Anyway, this app seems absolutely trivial and it barely has any assets at all. It's frankly embarrassing that it consumes so many resources for such little functionality.
10k users, each saving 17MB = 170GB total savings.
A 64GB iPhone 8 costs £699, and a 256GB iPhone 8 costs £849. That puts the cost of phone storage very roughly at £0.78/GB, so the 170GB space reduction saves the users £132 collectively. I pulled these numbers out of thin air for the most part, but you get the point.
It also improves user retention. Many people are running out of storage space, and routinely have to delete apps to free up space. An 18MB app will surely be deleted before a 1MB app.
Which is rather disappointing, considering the amount of space on phones hasn't increased much. Back in 2010 when 1 MB was a normal app size, a decent phone had 32 to 64 gb of storage. Now apps are twenty times as big, and a decent phone might have 64 to 128 gb. It's not scaling in sync.
Apps have never really been the main space hog on phones though if you look at the numbers. Average app size is only ~40 MB and (the numbers are a bit sketchier here) the average person has 30-50 apps on their phone so even if we go to an extreme with multiple times the average apps you've only taken up 10-15% of a phones storage with apps.
Anecdotally the main perpetrator for wasted space is content; videos, pictures, and (in my case at 29GB) podcasts.
Those numbers only work if all users are constantly filling up the entirety of their phone's storage. Most people don't, and don't care about saving 17MB on their phone.
As someone introduced to computing in the 80s, I agree that code sizes are often insane based on what the apps actually do, but in the end, it's cheaper to just not care than to go through the effort to unnecessarily optimize.
So you're 'saving' each customer £.01 and to frame it another way that 64 GB iPhone has ~55-60GB usable space which is 3000 17MB apps.
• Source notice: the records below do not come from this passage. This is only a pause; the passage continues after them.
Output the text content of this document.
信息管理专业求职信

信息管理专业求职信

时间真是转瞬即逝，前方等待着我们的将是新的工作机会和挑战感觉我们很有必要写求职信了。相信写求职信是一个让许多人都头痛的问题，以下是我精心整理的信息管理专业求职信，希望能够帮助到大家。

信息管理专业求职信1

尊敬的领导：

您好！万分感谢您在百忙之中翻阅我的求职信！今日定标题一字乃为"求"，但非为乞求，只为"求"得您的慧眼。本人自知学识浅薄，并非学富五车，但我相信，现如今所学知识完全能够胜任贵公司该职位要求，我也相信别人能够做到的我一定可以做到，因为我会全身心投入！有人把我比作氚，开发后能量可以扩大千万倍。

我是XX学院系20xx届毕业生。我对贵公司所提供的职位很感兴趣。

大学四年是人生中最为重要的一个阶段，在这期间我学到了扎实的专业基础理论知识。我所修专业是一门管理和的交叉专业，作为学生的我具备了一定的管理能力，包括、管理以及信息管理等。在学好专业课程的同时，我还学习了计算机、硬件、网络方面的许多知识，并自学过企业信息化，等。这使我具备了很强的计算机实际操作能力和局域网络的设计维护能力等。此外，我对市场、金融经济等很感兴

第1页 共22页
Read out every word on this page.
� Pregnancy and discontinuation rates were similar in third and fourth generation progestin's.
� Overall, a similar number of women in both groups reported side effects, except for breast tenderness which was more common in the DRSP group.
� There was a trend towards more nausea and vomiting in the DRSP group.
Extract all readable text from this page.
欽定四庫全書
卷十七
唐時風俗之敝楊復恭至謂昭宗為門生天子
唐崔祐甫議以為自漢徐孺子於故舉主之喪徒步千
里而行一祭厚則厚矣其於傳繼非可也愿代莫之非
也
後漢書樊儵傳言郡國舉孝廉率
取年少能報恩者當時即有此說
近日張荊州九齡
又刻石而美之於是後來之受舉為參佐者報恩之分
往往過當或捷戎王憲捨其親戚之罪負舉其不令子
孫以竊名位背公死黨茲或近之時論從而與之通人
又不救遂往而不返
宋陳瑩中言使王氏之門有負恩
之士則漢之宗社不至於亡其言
Sure a smaller app is laudable and devs have gotten loose with optimizing for space but the numbers just don't really make sense for a single dev on a kind of jokey app with a low lifespan to spend the time on.
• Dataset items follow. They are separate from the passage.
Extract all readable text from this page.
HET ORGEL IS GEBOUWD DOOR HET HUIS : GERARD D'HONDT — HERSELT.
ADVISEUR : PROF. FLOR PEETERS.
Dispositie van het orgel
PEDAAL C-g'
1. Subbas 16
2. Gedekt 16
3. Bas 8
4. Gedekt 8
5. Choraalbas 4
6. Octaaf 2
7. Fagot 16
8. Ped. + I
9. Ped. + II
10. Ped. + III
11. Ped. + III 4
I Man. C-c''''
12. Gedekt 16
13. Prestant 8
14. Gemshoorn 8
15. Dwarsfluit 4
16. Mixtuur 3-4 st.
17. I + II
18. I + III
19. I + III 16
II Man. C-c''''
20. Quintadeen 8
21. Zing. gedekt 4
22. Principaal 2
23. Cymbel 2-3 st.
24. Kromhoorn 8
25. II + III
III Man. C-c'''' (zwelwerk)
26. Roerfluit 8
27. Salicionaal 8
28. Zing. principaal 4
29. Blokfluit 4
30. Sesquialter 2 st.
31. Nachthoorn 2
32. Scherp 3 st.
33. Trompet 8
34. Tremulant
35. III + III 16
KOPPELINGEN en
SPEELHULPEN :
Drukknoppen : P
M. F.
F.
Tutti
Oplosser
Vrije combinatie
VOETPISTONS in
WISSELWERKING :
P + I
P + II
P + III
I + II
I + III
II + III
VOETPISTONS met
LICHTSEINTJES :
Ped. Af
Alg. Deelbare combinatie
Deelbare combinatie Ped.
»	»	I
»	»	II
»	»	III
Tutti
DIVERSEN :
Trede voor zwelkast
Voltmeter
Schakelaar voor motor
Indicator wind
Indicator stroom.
There's quite a few flagship tier phones out there that sadly don't take microSD cards; Google Pixel/Nexus hasn't for a long time and neither has iPhone.
With crap entry-level Android phones, you could just play music or use navigation in the background while you run it off a charger and it'll never go above 2% even while it's plugged in :)
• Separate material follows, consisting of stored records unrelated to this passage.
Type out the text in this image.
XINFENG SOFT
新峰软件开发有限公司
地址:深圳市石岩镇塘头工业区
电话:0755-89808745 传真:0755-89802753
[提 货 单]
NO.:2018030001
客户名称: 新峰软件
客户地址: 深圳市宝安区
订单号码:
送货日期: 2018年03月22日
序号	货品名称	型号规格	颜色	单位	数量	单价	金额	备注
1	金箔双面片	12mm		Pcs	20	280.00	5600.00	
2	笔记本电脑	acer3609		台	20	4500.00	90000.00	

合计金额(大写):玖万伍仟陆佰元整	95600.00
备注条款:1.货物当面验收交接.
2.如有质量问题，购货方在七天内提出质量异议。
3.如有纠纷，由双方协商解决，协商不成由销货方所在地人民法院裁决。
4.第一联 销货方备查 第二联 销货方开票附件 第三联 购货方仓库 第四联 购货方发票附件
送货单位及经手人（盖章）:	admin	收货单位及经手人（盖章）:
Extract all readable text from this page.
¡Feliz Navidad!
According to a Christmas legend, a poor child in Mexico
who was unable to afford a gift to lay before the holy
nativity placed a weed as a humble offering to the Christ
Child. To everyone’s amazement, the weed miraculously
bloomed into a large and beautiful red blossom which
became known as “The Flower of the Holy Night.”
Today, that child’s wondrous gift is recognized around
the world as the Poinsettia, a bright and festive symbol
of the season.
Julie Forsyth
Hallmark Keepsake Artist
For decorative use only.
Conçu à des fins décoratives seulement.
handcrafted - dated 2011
I remember when Pokemon Go was the rage, a friends OnePlus would need to be plugged in to a battery bank the entire time, even then it still drained slowly.
Then maybe I misunderstood what you mean by entry level. Or maybe you own a model that is an exception. I deal with cheap (sub $200) chinese android phones a lot because we do development in React Native but it still has to run smoothly on these things, and I've never encountered these issues with phones newer than 2015.
Isn't this promoting bad charging practices since modern lithium ion batteries function best when charged early and often? My understanding is that the extremely low charge of the battery reduces the longevity of a battery's health. The confusing part is the older battery technology nickel-cadmium had the exact opposite recommendation of charging only after the battery was completely discharged.
Tried checking the urls found in the Android store description, and one didn't resolve while another took me to a simple page bearing the name of the owner that contained a email link. Not really sure what to think.
Edit:
Ah, checked out what this IDFA Doclab was. And it seems to be some kind of experimental documentary project. So frankly this whole app reeks of being "performance art".